Boolean and Vector space model retrieval (IR homework)

Primary LanguagePython

Boolean Retrieval and Vector Space Model with Positional Indexing

wikipedia-reader.py

  • Takes some arguments as wikipedia article titles and save their contents into pages folder.

  • Takes RANDOM $number to save $number wikipedia article(s).

Examples:

python .\wikipedia-reader.py "Project I.G.I." "Dota 2"

python .\wikipedia-reader.py RANDOM 5

retrieval.py

Get files in pages directory and after cleaning and filtering, make dict(dict({float, float, list, int})) model which is word, documnet name and {TF_IDF, normalized TF-IDF, positional index, count}.

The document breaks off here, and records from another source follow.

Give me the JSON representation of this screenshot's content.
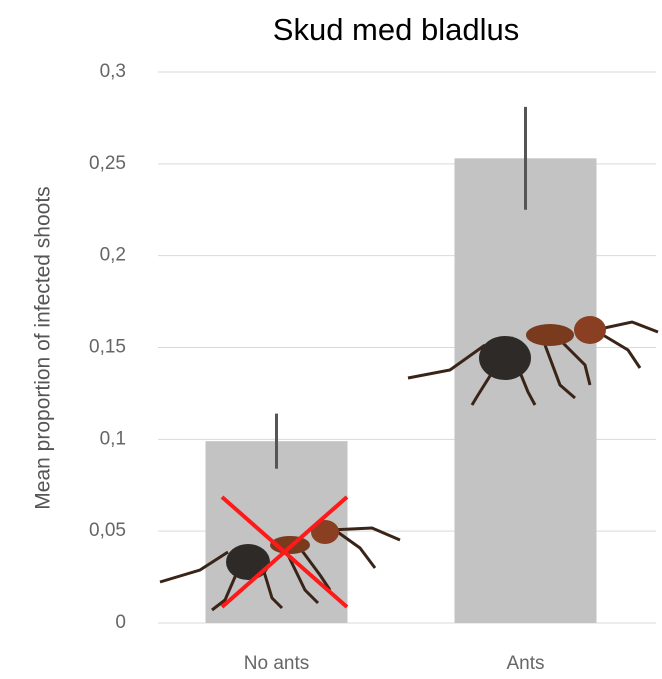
{
  "chart_data": {
    "type": "bar",
    "title": "Skud med bladlus",
    "y_label": "Mean proportion of infected shoots",
    "categories": [
      "No ants",
      "Ants"
    ],
    "series": [
      {
        "color": "#c3c3c3",
        "values": [
          0.099,
          0.253
        ],
        "errors": [
          0.015,
          0.028
        ]
      }
    ],
    "ylim": [
      0,
      0.3
    ],
    "yticks": [
      0,
      {
        "value": 0.05,
        "label": "0,05"
      },
      {
        "value": 0.1,
        "label": "0,1"
      },
      {
        "value": 0.15,
        "label": "0,15"
      },
      {
        "value": 0.2,
        "label": "0,2"
      },
      {
        "value": 0.25,
        "label": "0,25"
      },
      {
        "value": 0.3,
        "label": "0,3"
      }
    ],
    "grid": true
  }
}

  • For changing to boolean retrival run file with arg boolean and vector for vector space model(default).
NOTE

stopwords and punkt from nltk is required.

import nltk
nltk.download(['punkt','stopwords'])

query.py

  • Takes query and search in models created in retrieval.py. (retrieval_inverted_index.dict and doc_names.list)
  • Also takes keywords (AND, OR, WITH, NEAR and NOT) for boolean retrieval.
  • For changing to boolean retrival run file with arg boolean and vector for vector space model(default).
Example:

Search: valve dota

Search: valve AND dota

Search: valve OR NOT dota

Search: valve NEAR5 dota

Search: valve WITH dota

Search: valve NOT WITH dota

Search: valve NOT NEAR10 dota

Search: \exit